John rubbed a couple of little heads and stepped into the sunshine. When he got to his car, the woman’s voice stopped him.
“John Washington!”
He stopped and rested his arm on the roof of his car.
“My name’s Rachel Lea.”
He grinned. “Good to meet you, Rachel Lea.”
“Not all these kids is mine.”
When John raised his eyebrows in question, she gave a laugh. “Belle and Bubba there, the two oldest are mine. The rest belonged to my sister. She and her husband got killed six months ago and I took ’em in.”
He waited.
“She liked makin’ babies!”
John chuckled and opened the car door. “So it’s you and them kids here all alone.”
“I tol’ you the truth. Husband run off a while back and good riddance, he weren’t no’count, nohow.” She lifted a hand. “Next time you come by, you stay for supper, John Washington. I believe I’d like to cook you a bite.”
“I might do that.”
“Where’d you say all these groceries come from?”

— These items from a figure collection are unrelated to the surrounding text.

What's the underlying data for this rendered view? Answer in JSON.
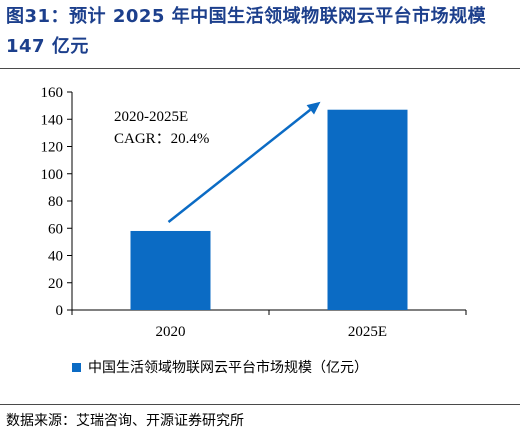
{
  "title": "图31：预计 2025 年中国生活领域物联网云平台市场规模 147 亿元",
  "source": "数据来源：艾瑞咨询、开源证券研究所",
  "colors": {
    "bar": "#0b6bc4",
    "arrow": "#0b6bc4",
    "title": "#1c3f8c"
  },
  "chart_data": {
    "type": "bar",
    "categories": [
      "2020",
      "2025E"
    ],
    "series": [
      {
        "name": "中国生活领域物联网云平台市场规模（亿元）",
        "values": [
          58,
          147
        ]
      }
    ],
    "ylim": [
      0,
      160
    ],
    "yticks": [
      "0",
      "20",
      "40",
      "60",
      "80",
      "100",
      "120",
      "140",
      "160"
    ],
    "grid": false,
    "legend_position": "bottom-left",
    "annotation": {
      "line1": "2020-2025E",
      "line2": "CAGR：20.4%"
    }
  }
}
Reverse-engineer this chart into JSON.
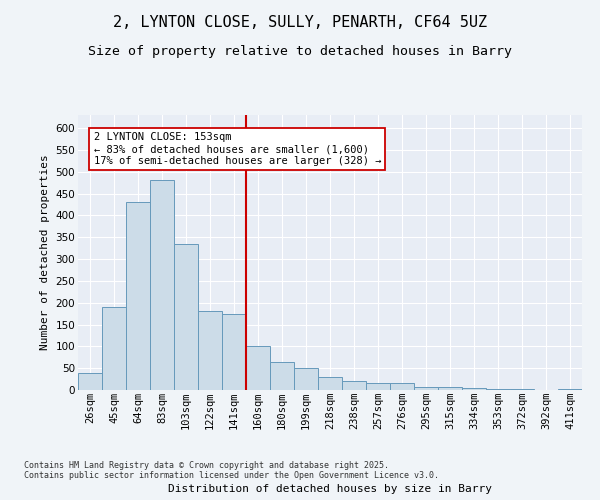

He didn’t want to tell her that Judge Rains and Ned had given him money when he told them he planned to drop by. They were constantly buying food for people with little or no means, but it was always quiet.
“Folks that care.”
Chapter Ten
O.C. idly studied Frenchie’s backside as she left their back corner booth and worked her way down the long, narrow café, refilling coffee cups and visiting with her regulars.
“What are you watching that thing for?” Ned took a cautious sip of his coffee and studied the remnants of scrambled eggs on his plate. “You’re too long in the tooth to do anything with it these days.”
“I know it, but I ain’t dead yet. It don’t hurt to look.”